2. Um colega me informou que se divulgou que, devido à suposta natureza administrativa do procedimento de tomada de contas, não seria cabível a ampla defesa. Ora, a ampla defesa, não seria cabível qualquer que fosse a natureza do processo (administrativo ou judicial), à luz do que dispõe o art. 5º, LV da CFR/88? A ampla defesa também deveria, ao meu ver, permear todo e qualquer procedimento, seja ele administrativo ou judicial por expressa disposição constitucional.
Aguardo resposta :)
3- Segundo sua explanação caberia ao TRE "judicializar" o procedimento.

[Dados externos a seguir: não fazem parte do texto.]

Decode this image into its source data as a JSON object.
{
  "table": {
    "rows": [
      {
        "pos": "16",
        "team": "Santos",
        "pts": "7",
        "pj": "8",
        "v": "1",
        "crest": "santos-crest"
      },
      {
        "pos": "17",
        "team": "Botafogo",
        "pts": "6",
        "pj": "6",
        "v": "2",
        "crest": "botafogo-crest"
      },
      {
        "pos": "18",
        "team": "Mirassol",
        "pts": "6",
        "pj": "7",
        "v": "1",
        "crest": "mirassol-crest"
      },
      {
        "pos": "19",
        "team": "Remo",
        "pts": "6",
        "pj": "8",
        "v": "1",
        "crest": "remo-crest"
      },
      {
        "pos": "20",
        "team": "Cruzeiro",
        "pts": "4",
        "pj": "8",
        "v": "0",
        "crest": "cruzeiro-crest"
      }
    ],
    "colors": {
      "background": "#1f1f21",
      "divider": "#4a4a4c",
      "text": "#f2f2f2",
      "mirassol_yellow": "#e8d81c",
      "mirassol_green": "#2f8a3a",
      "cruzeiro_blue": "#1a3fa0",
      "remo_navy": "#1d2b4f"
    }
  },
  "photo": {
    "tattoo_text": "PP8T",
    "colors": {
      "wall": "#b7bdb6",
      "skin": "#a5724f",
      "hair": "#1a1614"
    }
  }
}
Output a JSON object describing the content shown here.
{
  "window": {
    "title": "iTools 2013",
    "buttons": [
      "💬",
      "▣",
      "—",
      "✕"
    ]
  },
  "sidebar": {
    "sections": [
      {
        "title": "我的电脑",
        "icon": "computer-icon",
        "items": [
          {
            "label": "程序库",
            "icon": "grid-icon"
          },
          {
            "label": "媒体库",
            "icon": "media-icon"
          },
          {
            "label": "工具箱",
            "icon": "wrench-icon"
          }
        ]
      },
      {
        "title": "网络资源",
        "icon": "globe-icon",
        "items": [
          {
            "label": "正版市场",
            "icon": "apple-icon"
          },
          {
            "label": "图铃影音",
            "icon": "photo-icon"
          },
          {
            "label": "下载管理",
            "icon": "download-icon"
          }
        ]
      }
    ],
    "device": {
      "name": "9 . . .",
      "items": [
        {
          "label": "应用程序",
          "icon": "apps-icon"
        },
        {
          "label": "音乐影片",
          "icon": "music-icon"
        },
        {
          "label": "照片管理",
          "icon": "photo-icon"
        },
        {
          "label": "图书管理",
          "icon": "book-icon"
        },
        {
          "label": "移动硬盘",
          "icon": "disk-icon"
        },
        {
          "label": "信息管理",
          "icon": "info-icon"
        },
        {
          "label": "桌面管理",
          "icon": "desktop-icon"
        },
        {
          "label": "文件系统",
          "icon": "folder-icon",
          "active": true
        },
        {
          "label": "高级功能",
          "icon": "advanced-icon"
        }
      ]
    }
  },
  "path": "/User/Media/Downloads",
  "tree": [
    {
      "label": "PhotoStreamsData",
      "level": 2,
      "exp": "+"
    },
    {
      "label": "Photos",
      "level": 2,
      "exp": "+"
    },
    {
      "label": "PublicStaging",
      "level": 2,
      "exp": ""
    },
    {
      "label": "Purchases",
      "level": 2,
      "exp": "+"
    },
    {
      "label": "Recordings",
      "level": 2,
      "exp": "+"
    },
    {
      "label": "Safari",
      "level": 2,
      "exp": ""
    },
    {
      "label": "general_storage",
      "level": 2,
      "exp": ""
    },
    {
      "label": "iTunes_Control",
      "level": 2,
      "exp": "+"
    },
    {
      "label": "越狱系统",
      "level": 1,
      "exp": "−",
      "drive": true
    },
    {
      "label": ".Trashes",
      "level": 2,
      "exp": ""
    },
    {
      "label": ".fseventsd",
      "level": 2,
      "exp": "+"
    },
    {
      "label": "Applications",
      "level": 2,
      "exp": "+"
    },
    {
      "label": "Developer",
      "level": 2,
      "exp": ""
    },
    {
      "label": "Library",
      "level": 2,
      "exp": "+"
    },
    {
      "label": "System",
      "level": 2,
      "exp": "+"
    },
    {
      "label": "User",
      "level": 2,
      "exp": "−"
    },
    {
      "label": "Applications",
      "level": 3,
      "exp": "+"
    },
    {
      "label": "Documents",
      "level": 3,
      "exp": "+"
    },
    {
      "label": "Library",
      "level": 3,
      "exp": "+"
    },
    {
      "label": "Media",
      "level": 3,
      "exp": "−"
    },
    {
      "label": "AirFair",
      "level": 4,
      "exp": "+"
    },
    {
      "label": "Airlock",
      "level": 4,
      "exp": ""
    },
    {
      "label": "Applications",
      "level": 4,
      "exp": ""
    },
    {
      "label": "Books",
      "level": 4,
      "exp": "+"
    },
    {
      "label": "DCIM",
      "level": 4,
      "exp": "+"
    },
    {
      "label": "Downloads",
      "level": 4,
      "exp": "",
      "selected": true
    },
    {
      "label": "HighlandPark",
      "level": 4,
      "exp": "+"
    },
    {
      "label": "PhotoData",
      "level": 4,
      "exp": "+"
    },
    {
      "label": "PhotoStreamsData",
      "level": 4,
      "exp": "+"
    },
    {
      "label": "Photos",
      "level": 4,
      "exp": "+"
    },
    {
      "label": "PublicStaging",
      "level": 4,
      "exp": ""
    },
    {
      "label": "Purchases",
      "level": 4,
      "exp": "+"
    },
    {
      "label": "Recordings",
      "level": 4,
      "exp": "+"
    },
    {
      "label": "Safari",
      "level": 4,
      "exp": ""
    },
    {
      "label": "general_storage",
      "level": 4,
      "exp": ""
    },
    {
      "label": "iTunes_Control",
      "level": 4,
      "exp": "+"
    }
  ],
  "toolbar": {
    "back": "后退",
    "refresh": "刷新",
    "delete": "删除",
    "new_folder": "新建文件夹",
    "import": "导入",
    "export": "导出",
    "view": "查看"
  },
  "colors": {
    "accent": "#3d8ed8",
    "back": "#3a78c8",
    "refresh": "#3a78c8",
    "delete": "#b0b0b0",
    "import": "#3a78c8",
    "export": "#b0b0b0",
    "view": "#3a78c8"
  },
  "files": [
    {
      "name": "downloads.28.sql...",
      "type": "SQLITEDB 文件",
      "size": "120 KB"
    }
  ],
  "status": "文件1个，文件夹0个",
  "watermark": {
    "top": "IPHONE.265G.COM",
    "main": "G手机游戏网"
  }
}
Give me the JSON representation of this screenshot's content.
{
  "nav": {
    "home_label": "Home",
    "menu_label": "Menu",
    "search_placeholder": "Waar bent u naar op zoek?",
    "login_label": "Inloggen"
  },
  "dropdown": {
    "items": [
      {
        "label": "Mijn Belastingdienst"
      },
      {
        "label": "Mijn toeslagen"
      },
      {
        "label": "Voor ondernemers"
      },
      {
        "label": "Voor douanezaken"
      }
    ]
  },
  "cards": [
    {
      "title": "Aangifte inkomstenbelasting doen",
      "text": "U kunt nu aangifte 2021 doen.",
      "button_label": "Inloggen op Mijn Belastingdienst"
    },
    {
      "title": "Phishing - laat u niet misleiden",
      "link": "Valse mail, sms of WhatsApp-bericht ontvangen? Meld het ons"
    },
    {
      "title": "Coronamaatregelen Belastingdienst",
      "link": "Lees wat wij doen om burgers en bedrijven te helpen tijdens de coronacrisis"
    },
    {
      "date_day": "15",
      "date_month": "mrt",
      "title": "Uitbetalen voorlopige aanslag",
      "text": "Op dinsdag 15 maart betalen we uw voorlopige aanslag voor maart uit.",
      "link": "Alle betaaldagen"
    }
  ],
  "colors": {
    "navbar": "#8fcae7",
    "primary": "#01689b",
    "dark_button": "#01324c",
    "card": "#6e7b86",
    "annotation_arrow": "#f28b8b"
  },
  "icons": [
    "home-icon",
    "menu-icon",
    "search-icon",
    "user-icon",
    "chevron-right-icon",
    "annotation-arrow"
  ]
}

Ora, como ocorre esse fênomeno? Então não há que se falar em "recurso" contra a decisão que julga rejeitadas em contas, porque não há processo judicial instaurado. Caberia sim uma ação autônoma impugnativa de ato administrativo (qual seja, a decisao administrativa de rejeição de contas). Onde há a previsão para "recurso" para o TRE? Caberia ao meu ver MANDADO DE SEGURANÇA contra o ato administrativo do juiz. E mais uma vez registro que, sendo processo administrativo, deveria haver possibilidade de recursos ainda na esfera administrativa. E sendo Mandado de Segurança de competência originária do TRE cabível seria R.O. para o TSE. Há alguma viabilidade nesse meu raciocínio?
A minha dúvida então passa a ser seguinte: se o recurso inominado ao TRE é de natureza administrativa, então acredito ser possível, uma vez terminada a via administrativa, com o recurso ao TRE, ingressar na via judicial. Meu grande problema é, em poucas palavras, encontrar o limite exato entre a seara adminitrativa e judicial.
Apoiando-me em seu raciocínio, entendo que a decisao recursal do TRE é um autêntico recurso dentro do processo administrativo. Assim, uma vez publicada a decisao TRE, caberia agora ingressar na via judicial. Sendo decisão administrativa do Pleno do TRE, ao meu ver, seria cabível Mandado de Segurança contra a decisao *administrativa*. Repito então a dúvida: em que ponto termina a esfera administrativa e começa a judicial? É sabado que a decisão administrativa imutável pode ser a porta de entrada à esfera judicial.
E uma dúvida persiste: em havendo violação à constituição (como de fato haverá, já que a penalidade é escandalosamente inconstitucional), como recorrer ao STF?? É crucial se determinar a natureza do processo de prestação de contas para, inclusive, pavimentar a via recursal. Creio que se isso não for pacificado, somente a jurisprudência poderá dar a palavra final e, logicamente, a depender do teor de algumas decisões, resultará em danos irreparáveis aos candidatos cujos advogados terão dúvidas sobre quais instrumentos jurídicos adequados poderão manejar.